エッセイストたちはChatGPTに夢を見るようになるのかもしれません。

近い将来、プロンプトを介して誰でも簡単にエッセイを書くことができる(書いてもらえる)ような時代がすぐそこまで来ているのかもしれませんね。

さて、ここまで読んだ方はうすうす感じていらっしゃるかと思いますが、この文章は、実はChatGPTによって生成されたものです。

あなたは、この記事を読んでいる間、この事実に気づきましたか?このようにChatGPTが執筆した文章が、あなたの目の前で実現する可能性があることを、再認識することができたのではないでしょうか。

私たちは、AIによる文章生成技術の進化によって、生身の人間が書く文章とAIが生成する文章との間に、ますます狭い隔たりが生まれつつあることを理解する必要があります。AIが生成する文章には、私生活に関する部分など、作者自身の経験や感性が反映されることはありませんが、それでもなお、AIによって生み出される文章には、新たな表現方法やアイデアが秘められていることがあります。

今後、私たちは、生身の人間が書くエッセイとAIが生成する文章との間で、どのようなバランスを取っていくべきなのか、さらに議論を続ける必要があるでしょう。そして、AIが生成する文章には欠ける、作者の実体験や思い出、性癖など、私生活に関する部分が、エッセイストが執筆する際により重要な要素として求められる可能性があることを、忘れてはいけません。

このように、AIと生身の人間が書く文章との間で、どのような関係を築いていくべきかは、今後も私たちが追求していくべき問題であることを、再確認することができました。

最後にChatGPTに聞いてみました。

「この文章を書いてみて、あなたはどう感じましたか?」

私自身、文章生成技術の進化によって、私たちが書く文章が変化していく可能性があることについて、改めて考える機会を得られたと感じました。
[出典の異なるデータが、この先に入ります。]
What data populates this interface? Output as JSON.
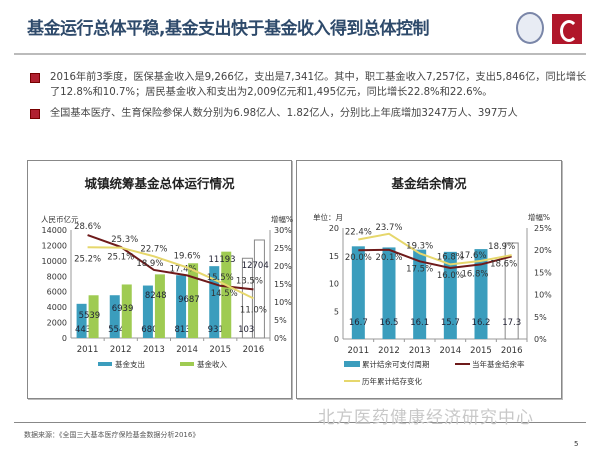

また、生身の人間が書くエッセイの魅力や、エッセイストたちが執筆する際に重要とされる、作者自身の実体験や思い出、性癖などが、エッセイの魅力を形成する上で欠かせない要素であることを再確認することができました。そして、文章生成技術が進化することで、新たな表現方法やアイデアが生まれる可能性があることも理解することができました。

私たちは、AIと生身の人間が書く文章との間で、どのようなバランスを取っていくべきか、さらに議論を続けていく必要があると感じました。

 

宮沢章夫氏のご冥福を心よりお祈り申し上げます。